There are exceptional situations where the idea of continuing uphill in search of safety has its merits - most notably when a howling gale is in the walkers' backs and where a road or low-lying building is known to be on the other side of the ridge. This isn't the situation in the northern Cairngorms, however, the north wind is often ferocious, for sure, but there is no safety to be found for a very long way (and then not without pinpoint navigation) once the dubious shelter of the northern corries themselves has been left behind.

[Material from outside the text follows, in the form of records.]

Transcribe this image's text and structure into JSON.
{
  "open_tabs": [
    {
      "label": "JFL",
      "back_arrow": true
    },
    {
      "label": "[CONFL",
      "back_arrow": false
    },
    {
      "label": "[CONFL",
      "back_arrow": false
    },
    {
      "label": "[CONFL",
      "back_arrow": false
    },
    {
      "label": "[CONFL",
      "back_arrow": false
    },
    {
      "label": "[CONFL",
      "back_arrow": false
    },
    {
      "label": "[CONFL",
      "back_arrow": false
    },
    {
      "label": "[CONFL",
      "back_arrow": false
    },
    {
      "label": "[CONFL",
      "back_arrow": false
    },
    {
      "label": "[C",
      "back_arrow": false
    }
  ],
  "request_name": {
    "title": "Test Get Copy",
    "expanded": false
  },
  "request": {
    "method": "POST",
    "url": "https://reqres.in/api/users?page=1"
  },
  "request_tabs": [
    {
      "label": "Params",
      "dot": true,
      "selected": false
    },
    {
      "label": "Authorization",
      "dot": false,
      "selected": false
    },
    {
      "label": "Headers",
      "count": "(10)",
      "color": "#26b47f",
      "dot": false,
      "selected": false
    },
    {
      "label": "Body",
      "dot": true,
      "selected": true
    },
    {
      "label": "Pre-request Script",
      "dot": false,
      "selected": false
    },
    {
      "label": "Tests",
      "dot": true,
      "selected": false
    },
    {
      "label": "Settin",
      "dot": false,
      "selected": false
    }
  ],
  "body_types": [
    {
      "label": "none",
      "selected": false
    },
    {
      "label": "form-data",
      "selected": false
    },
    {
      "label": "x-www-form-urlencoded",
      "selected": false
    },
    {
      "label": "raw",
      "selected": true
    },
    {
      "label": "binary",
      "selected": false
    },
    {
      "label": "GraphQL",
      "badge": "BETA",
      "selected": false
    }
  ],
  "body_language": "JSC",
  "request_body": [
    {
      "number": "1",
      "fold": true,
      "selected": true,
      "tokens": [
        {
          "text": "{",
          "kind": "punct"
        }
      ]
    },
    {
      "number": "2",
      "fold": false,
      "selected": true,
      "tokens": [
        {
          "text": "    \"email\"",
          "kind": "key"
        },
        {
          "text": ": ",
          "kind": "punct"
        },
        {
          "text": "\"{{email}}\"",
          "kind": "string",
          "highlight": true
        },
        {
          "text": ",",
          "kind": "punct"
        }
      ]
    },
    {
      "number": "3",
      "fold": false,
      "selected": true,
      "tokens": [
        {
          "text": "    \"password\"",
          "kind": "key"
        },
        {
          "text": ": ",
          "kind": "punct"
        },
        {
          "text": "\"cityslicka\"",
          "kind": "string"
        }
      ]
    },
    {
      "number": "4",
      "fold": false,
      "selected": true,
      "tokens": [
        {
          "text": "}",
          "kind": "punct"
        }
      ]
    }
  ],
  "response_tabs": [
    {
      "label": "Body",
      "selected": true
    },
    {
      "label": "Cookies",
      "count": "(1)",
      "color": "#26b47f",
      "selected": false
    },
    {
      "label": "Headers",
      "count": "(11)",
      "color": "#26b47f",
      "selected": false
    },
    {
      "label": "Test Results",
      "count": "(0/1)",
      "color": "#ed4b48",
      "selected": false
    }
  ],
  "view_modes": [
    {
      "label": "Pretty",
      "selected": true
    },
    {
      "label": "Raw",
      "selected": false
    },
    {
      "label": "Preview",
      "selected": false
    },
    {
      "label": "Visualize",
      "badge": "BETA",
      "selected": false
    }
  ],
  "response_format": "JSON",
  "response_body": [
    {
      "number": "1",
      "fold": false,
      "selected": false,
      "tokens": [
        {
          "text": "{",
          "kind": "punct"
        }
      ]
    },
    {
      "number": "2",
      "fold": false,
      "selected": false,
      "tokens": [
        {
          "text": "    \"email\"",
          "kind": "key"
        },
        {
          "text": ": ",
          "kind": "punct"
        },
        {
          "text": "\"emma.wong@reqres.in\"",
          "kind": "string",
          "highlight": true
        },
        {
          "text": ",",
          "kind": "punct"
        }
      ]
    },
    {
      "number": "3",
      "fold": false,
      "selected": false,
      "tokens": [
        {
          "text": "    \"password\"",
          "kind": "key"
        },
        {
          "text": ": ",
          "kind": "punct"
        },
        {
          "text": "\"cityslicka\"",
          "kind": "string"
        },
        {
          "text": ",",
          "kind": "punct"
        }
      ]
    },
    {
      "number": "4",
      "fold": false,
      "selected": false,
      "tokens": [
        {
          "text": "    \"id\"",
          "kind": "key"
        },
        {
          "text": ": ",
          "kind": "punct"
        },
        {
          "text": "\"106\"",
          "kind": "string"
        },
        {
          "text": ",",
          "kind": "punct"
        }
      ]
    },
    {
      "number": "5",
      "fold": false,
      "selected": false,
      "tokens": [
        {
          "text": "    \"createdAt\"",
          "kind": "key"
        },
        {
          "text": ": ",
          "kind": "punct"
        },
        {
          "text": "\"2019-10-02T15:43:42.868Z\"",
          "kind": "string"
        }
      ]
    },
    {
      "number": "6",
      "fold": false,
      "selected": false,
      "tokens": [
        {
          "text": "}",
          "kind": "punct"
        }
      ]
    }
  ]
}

It's because of this that the presence of a high ground building in these hills, regardless of its accessibility or otherwise to walkers and climbers, is a bad thing on safety grounds. Flawed though his logic might have been, it's understandable that Graeme Gordon believed the best plan for him and his two wee boys was to head uphill once the weather deteriorated. For all that he was unhappy about the reception offered by the restaurant staff, he really should be thankful that he found the building OK and didn't stray beyond into the perilous-for-tourists terrain of the high plateau.
The choice he made wasn't really his fault. Ultimately, he shouldn't have had the chance to make that mistake; there shouldn't have been a building there to tempt him upwards. This was the basic lesson learned in the aftermath of the 1971 tragedy, as the six people who died then would be alive today had they not had the option of heading for the mirage of "safety" provided by the Curran refuge.
For all that the Ptarmigan is no Curran, and for all that it could be argued that the old Ptarmigan igloo stood for many years without prompting any mislocations and benightments, we're now for the first time in a situation where a high ground building is being aggressively, enticingly marketed. This will, inevitably lure people uphill, that's what it's meant to do, that's what it's there for.
And while the vast majority of those who visit will do so by way of the funicular itself, an occasional, curious (or, as in this case, aggrieved) minority will make their own way up the north side of Cairn Gorm. Not all of these people will be competent in terms of navigation and hill sense, and not all of them will be lucky with the weather, the storms will continue to sweep in suddenly, just as they always have done.
So for as long as the Ptarmigan stands, we just have to hope that no one overshoots and ends up lost on the plateau in the drifts and the darkness. It's happened before, however, and there has to be a considerable worry that it will happen again.
Dave Hewitt
8/8/2002
(Thanks to Colin Cadden, Neil Cuthbert, Val Hamilton, Andy Mayhew, Richard Webb and Craig Weldon, all of whom sent the BBC link along with their observations.)